OpenBSD also takes some of the userland enhancements from FreeBSD and includes them in their package. To some, it means that you get the best of both worlds (NetBSD and FreeBSD).
The Calgary Herald is his hometown?
I would imagine, it's a bit cramped in there.
What happens to him, when I fold up the paper or burn it?
The government has police, soldiers, judges, guns, tanks, jails, etc. Microsoft only has lawyers.
Microsoft's EULA is a voluntary agreement between Microsoft and you. The government on the other hand can involuntarily bind you to a law and throw you in jail if you violate it. This is hardly equivalent. If I don't like Microsoft's rules I can always go to Mac, Linux, OS/2, BSD, etc. If I don't like the laws, however, I'm SOL.
But you argue, Microsoft can still sue you. So what? I can sue them as well if they violate the EULA (my chances are slim, but I can do it). What Microsoft does NOT do is come to your house with guns.
A Government Is a Body of People, Usually Notably Ungoverned
While it's true that we are much less fettered by export regulations than our neighbours to the south, we still do have some restrictions on the export of software here in Canada. For more information, see the following web pages:
Canada's Export Controls
Excerpts from the Export Control List of Canada
The Wassenaar Arrangement, which Canada has signed
Crypto Law Survey of Canada
And, more generally,
Electronic Frontier Canada
I can't believe how long it took a local paper to recognize a local innovator.

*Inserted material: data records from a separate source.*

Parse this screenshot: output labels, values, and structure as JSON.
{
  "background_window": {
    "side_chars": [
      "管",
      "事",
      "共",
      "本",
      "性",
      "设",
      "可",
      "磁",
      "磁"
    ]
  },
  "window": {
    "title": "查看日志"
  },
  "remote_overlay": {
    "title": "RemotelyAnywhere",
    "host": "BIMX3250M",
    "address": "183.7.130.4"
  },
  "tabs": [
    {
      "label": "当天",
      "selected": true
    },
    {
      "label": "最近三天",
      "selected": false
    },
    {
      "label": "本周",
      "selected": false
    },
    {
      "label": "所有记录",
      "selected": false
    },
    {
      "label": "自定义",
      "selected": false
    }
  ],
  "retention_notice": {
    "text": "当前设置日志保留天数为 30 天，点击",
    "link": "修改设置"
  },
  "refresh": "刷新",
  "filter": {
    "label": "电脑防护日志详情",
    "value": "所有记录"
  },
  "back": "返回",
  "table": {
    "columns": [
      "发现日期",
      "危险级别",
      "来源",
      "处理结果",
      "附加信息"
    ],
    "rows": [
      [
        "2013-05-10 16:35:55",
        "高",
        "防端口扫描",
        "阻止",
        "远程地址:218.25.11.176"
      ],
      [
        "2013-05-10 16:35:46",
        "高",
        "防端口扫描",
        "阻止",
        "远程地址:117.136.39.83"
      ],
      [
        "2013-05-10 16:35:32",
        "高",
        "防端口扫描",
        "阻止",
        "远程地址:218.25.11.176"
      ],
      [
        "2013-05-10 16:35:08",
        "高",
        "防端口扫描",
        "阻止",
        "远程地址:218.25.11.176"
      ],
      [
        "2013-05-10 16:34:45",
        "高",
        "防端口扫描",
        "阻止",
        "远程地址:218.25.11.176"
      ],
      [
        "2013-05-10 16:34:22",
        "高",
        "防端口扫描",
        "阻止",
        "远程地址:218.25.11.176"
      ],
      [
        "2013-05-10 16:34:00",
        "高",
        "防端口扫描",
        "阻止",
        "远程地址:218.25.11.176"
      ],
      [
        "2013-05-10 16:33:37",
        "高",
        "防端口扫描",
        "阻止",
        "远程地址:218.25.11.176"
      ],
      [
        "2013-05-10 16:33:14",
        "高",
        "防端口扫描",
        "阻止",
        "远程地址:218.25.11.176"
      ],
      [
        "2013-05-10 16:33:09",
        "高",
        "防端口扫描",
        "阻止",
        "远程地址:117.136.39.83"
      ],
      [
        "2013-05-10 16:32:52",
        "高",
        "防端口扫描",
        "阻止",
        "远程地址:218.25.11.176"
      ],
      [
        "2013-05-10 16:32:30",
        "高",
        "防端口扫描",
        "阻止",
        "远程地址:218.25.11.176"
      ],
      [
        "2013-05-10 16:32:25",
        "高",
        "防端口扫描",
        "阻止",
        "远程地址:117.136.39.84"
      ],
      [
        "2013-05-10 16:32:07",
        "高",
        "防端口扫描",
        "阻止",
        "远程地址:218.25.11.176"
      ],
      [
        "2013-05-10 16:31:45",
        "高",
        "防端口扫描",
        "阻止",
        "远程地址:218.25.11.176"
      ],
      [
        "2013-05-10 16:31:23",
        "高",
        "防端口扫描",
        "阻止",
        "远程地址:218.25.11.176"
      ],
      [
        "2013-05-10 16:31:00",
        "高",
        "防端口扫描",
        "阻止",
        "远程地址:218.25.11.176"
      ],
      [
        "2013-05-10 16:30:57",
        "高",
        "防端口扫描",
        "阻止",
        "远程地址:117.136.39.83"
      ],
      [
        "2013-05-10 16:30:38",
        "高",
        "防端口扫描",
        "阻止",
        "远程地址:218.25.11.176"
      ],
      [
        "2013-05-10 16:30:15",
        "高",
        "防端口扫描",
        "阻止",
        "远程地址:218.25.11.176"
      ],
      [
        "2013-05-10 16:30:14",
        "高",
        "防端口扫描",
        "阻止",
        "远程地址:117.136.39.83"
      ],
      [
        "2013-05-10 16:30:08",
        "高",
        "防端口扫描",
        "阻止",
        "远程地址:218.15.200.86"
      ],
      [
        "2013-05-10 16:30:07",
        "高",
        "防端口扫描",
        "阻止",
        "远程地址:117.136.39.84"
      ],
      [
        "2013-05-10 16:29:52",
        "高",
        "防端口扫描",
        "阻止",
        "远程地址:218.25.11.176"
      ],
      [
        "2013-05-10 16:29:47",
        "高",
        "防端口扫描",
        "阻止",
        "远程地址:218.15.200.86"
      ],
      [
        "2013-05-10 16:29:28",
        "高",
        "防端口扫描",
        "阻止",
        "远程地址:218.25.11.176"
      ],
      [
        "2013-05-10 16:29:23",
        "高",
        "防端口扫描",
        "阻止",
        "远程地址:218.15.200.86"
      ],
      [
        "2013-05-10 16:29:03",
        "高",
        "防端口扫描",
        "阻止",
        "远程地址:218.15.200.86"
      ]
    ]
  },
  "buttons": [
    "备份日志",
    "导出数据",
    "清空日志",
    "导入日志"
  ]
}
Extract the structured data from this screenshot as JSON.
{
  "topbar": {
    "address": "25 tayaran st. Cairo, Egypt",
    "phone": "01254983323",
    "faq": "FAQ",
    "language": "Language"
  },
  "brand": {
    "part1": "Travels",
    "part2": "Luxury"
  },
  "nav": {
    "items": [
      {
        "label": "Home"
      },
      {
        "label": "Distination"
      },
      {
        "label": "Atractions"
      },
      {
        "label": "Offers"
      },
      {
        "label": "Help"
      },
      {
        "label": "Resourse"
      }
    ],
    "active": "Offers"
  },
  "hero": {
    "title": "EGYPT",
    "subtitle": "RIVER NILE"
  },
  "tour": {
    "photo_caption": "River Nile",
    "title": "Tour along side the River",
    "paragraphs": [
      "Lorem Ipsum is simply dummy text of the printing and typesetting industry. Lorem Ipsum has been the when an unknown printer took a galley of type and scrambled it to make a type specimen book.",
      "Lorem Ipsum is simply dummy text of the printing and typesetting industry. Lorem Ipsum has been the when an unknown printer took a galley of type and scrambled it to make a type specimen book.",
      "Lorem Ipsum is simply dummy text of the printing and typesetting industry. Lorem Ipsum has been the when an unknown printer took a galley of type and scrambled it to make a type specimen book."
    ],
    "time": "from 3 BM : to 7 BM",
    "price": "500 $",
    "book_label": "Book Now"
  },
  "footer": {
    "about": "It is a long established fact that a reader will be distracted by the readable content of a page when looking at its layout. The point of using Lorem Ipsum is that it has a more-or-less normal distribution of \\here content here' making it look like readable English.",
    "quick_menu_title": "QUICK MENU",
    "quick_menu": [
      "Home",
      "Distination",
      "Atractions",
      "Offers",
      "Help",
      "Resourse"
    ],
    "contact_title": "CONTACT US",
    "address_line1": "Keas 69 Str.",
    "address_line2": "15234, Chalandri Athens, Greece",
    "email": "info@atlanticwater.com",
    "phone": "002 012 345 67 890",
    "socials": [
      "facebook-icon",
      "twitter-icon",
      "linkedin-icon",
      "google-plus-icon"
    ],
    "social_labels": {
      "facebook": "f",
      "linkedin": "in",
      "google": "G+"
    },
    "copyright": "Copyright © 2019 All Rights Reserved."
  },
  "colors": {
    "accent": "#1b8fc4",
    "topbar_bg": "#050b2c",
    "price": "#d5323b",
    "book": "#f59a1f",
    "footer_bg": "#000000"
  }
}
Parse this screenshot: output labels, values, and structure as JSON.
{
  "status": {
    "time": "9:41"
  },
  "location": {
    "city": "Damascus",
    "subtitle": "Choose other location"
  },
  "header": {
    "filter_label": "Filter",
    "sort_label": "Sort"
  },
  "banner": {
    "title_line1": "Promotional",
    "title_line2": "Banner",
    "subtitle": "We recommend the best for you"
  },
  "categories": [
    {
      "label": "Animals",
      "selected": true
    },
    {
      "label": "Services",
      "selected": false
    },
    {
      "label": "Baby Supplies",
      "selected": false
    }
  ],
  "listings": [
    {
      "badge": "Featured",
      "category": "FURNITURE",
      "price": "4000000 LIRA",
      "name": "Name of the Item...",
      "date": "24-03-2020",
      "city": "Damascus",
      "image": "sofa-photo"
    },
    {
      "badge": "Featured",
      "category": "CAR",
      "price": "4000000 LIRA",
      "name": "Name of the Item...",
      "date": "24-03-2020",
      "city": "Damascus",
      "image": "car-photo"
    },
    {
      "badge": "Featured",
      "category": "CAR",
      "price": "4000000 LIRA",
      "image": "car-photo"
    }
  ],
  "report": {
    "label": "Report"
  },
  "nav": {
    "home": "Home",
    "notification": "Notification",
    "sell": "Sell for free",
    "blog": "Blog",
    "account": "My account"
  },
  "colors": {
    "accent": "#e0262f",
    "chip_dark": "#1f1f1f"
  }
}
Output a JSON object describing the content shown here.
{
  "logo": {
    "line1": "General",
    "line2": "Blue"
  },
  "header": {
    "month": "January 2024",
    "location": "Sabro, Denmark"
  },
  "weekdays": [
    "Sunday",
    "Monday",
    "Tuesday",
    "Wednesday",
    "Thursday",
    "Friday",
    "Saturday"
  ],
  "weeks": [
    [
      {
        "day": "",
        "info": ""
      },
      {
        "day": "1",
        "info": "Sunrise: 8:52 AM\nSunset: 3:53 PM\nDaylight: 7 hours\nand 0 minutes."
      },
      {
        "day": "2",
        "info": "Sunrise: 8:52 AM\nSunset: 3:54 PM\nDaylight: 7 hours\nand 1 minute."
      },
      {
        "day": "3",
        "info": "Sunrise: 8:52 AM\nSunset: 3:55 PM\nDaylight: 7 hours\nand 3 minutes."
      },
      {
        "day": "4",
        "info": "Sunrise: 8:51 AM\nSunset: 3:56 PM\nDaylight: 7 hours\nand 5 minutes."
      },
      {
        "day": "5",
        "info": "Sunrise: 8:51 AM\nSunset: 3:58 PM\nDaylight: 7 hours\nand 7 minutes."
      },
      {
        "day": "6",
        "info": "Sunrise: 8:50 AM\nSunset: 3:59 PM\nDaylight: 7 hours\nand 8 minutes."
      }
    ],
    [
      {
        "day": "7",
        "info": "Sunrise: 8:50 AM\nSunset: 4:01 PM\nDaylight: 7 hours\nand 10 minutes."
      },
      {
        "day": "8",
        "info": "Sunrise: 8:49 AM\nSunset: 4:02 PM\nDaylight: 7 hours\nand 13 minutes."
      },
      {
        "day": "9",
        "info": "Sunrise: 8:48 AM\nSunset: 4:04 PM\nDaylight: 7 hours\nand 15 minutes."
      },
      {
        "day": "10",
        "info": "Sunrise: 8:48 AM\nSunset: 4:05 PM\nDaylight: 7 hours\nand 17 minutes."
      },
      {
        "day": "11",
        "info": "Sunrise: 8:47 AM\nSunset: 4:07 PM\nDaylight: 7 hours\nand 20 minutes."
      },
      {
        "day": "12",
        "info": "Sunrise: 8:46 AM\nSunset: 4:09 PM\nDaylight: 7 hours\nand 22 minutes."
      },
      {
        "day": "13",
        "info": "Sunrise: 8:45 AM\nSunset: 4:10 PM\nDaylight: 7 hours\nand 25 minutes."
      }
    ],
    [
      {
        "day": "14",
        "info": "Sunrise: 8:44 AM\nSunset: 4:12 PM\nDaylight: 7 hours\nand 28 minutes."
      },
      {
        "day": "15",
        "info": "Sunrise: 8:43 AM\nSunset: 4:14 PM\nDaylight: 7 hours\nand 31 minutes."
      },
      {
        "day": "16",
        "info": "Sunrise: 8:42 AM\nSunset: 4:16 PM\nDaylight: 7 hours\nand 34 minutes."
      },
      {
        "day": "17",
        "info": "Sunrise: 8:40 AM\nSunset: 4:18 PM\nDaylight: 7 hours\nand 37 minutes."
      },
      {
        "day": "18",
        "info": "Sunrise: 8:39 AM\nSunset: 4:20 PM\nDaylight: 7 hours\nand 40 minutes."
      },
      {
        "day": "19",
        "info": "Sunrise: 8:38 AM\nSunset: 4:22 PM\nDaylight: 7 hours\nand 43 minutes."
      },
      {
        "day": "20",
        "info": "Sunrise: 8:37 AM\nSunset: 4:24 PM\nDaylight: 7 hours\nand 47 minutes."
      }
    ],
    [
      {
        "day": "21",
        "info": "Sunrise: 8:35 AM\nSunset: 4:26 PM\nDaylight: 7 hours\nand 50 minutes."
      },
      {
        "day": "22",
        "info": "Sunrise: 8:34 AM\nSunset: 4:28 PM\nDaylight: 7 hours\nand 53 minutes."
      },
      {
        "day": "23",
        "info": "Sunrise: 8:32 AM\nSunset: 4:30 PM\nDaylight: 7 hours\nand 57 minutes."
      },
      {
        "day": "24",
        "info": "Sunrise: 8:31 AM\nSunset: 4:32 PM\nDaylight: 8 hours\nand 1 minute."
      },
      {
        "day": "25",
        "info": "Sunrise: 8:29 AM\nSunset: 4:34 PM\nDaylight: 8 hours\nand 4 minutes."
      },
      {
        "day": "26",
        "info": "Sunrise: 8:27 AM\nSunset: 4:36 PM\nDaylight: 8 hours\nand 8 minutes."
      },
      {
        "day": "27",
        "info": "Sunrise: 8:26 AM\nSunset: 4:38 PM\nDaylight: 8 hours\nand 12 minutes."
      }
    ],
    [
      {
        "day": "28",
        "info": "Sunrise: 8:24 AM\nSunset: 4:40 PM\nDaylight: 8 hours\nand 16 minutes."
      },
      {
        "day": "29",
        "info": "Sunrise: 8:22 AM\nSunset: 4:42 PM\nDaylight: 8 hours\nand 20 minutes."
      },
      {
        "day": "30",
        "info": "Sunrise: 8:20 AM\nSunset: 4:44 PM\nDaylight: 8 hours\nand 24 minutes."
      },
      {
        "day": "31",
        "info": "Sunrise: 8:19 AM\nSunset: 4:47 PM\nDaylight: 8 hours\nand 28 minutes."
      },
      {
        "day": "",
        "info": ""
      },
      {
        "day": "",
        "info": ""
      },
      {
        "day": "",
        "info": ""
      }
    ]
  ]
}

I am a Calgary resiedent and actually I am not too shocked. The majority of the classified ads under technology are for Microsoft based products. Calgary, lately has been trying to pretend it is no longer an oil and gas town but a new technology mecca. I don't believe it.
The conservative attitudes of the aging oil elite prevail. The tone of the article was more a statement that OpenBSD exists rather than the glowing writing about another twit opening up a school to give people MSCE certificates for a really sick price. (That article I think was last week some time).
In fact I am shocked they even wrote about open bsd in a city where money talks - esspecially oil and gas money.